Exactly how the brain stores information in its vast, complex wiring is still a mystery. But researchers have made headway with a posterior part of the brain called the visual cortex. Groups of neurons in this region process some of the basic aspects of what we see, such as color, motion, and location. Studying this neural wiring in humans is difficult because the only technique available to track brain activity in real time, called functional magnetic resonance imaging (fMRI), does not yet have the resolution to watch individual neurons at work.
Two groups of researchers have done the next best thing: They each designed computer programs that detect patterns of activity across populations of visual cortex neurons. Yukiyasu Kamitani and Frank Tong, neuroscientists at ATR Computational Neurosciences Laboratories in Kyoto, Japan, and Vanderbilt University in Nashville, Tennessee, respectively, used a program to track blood flow in the visual cortex while they showed people pictures of black and white stripes. Different stripe orientations activated particular columns of neurons that seem to react to specific angles in the outline of objects. The researchers found they could use the fMRI technique to determine accurately which images the subjects were shown--effectively allowing the scientists to read their minds, at least at a basic visual level.
The method can even detect the perception of images of which people aren't aware. John-Dylan Haynes and Geraint Rees, neuroscientists at University College London, U.K., flashed pictures of stripes too quickly for people to notice their orientation. But fMRI activity revealed that groups of neurons had still detected these fleeting images.

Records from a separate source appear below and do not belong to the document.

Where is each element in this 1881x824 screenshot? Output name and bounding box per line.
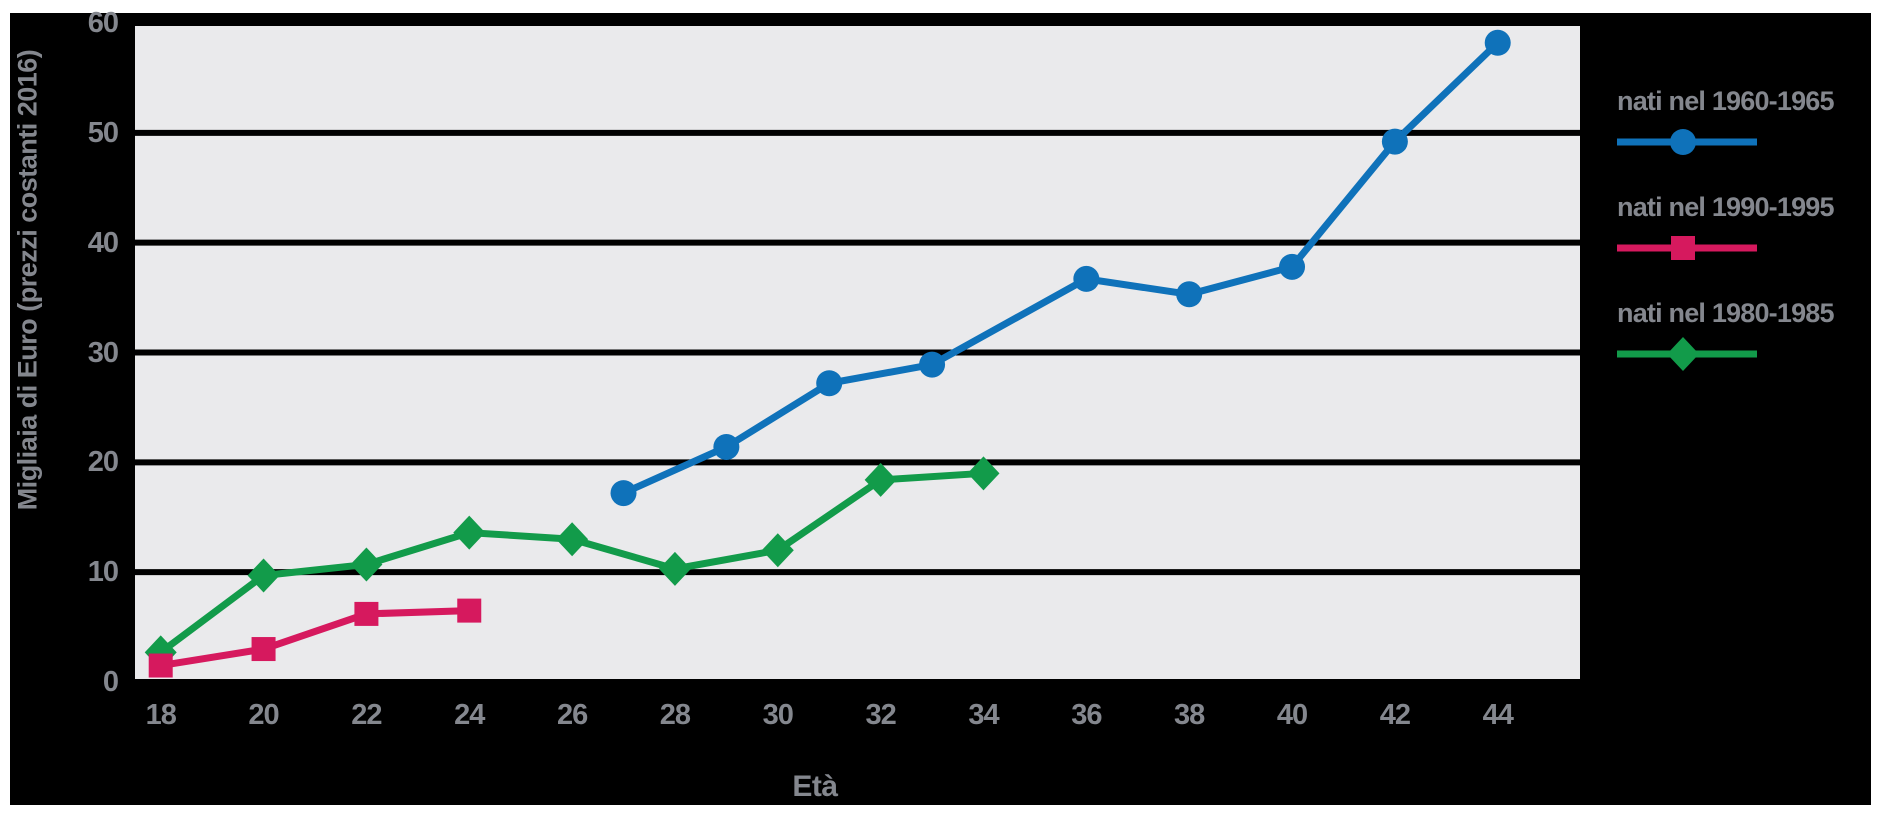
x-tick-label: 24: [454, 699, 485, 731]
x-tick-label: 20: [248, 699, 279, 731]
legend-line-square-icon: [1617, 236, 1757, 260]
y-tick-label: 10: [87, 556, 119, 589]
legend-label: nati nel 1960-1965: [1617, 86, 1835, 116]
y-tick-label: 60: [87, 7, 119, 39]
y-tick-label: 0: [102, 666, 119, 698]
y-tick-label: 50: [87, 116, 119, 149]
x-tick-label: 18: [145, 699, 177, 731]
x-tick-label: 36: [1071, 699, 1102, 731]
x-tick-label: 44: [1482, 699, 1514, 731]
legend-line-diamond-icon: [1617, 337, 1757, 371]
x-tick-label: 38: [1174, 699, 1205, 731]
y-tick-label: 20: [87, 446, 119, 479]
legend-item-1960-1965: nati nel 1960-1965: [1617, 86, 1875, 159]
y-tick-label: 30: [87, 336, 119, 369]
legend-item-1990-1995: nati nel 1990-1995: [1617, 192, 1875, 265]
legend: nati nel 1960-1965 nati nel 1990-1995 na…: [1617, 86, 1875, 404]
x-tick-label: 22: [351, 699, 382, 731]
x-tick-label: 28: [659, 699, 691, 731]
x-tick-label: 26: [556, 699, 588, 731]
x-tick-label: 42: [1379, 699, 1411, 731]
legend-label: nati nel 1990-1995: [1617, 192, 1835, 222]
legend-line-circle-icon: [1617, 129, 1757, 155]
x-axis-title: Età: [792, 770, 838, 803]
x-tick-label: 34: [968, 699, 999, 731]
legend-label: nati nel 1980-1985: [1617, 298, 1835, 328]
x-tick-label: 30: [762, 699, 794, 731]
x-tick-label: 40: [1276, 699, 1308, 731]
x-tick-label: 32: [865, 699, 896, 731]
legend-item-1980-1985: nati nel 1980-1985: [1617, 298, 1875, 371]
y-tick-label: 40: [87, 226, 119, 259]
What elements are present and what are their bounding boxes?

The result lends further support to the theory that the visual cortex processes visual information subconsciously, say the researchers, who, along with the other team, published their work online 24 April in Nature Neuroscience.
The studies are progress towards building a "translator" that researchers could use to decode thoughts from the brain's electrical impulses, says James Haxby, a neuroscientist at Princeton University in New Jersey and part of the team that first introduced the fMRI method of tracking whole neuron populations at once (Science, 28 September 2001, p. 2425). Armed with such a translator, Haxby says, neuroscientists may finally be able to reveal how the information behind our thoughts is stored and processed.